Urging authorities to ensure girls have non-discriminatory access to education, MEPs call on the Iranian regime to repeal any legislation that discriminates against girls and women.

They urge the UN Human Rights Council to task the Independent International Fact-Finding Mission with an independent investigation into the schoolgirl poisonings and for those responsible to be held accountable. The resolution condemns the regime’s months-long failure to act on, as well as its deliberate suppression of, credible reports of systematic toxic attacks against schoolgirls and calls on the Iranian authorities to let the International Mission and the UN Special Rapporteur have full access to information on the situation of human rights in the country.

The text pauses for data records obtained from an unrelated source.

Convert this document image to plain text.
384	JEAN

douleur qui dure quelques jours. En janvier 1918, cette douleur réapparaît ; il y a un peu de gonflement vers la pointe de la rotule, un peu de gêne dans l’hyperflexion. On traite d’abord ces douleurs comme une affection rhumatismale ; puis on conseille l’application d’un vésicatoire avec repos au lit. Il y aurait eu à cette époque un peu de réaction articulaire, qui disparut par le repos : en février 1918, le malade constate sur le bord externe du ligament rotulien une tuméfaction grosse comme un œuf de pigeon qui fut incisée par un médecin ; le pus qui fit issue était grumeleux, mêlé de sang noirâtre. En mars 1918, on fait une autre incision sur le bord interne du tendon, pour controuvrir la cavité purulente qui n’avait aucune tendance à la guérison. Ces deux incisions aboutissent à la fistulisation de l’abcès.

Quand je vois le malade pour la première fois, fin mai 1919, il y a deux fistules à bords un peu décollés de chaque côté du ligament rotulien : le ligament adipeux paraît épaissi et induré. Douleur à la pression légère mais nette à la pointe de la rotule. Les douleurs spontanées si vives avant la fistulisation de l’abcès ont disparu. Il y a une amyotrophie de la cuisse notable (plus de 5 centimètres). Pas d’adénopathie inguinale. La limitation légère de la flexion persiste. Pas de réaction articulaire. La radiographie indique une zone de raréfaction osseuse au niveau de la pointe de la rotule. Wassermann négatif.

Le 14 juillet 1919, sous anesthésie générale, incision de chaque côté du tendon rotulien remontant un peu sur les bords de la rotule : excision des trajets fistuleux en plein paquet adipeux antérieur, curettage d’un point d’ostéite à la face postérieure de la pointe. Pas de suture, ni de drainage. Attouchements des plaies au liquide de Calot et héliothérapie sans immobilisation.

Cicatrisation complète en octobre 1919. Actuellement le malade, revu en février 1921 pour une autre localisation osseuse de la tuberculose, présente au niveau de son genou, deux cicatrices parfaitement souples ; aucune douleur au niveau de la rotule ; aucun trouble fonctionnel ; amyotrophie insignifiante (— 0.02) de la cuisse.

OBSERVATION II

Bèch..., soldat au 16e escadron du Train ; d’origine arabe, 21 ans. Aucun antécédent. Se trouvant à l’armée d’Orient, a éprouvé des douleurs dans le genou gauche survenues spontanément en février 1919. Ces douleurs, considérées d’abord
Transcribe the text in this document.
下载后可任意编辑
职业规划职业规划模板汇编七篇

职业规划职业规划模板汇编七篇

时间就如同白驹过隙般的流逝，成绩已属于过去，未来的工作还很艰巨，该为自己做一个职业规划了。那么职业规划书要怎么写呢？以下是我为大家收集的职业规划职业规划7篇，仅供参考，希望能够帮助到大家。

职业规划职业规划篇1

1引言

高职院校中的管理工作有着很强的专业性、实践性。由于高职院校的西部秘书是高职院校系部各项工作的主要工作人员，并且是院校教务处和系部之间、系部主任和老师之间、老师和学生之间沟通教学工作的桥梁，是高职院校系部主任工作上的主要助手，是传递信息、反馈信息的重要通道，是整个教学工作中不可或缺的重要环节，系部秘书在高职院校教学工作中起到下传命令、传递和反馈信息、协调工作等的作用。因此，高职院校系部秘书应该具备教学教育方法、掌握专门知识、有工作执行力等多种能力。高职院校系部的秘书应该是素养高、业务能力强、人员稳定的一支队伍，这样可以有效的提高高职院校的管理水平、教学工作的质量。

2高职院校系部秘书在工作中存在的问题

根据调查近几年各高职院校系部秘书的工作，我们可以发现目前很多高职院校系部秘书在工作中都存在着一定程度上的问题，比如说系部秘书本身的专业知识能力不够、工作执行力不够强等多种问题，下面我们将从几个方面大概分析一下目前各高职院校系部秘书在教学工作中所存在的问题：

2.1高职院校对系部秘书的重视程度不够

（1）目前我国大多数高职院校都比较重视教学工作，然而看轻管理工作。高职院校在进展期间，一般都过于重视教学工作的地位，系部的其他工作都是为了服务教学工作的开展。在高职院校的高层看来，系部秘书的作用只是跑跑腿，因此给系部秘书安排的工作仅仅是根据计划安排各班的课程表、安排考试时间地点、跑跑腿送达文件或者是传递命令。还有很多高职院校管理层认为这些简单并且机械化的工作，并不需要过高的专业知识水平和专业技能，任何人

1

Parliament also repeats its call to the Council to designate the Islamic Revolutionary Guard Corps as a terrorist organisation and to expand the EU sanctions list, including under the EU Global Human Rights sanctions mechanisms, to all those responsible for human rights violations in Iran, including Supreme Leader Ali Khamenei, President Ebrahim Raisi, and Prosecutor General Mohammad Jafar Montazeri.

The resolution was adopted by 516 votes in favour, 5 against and 14 abstentions.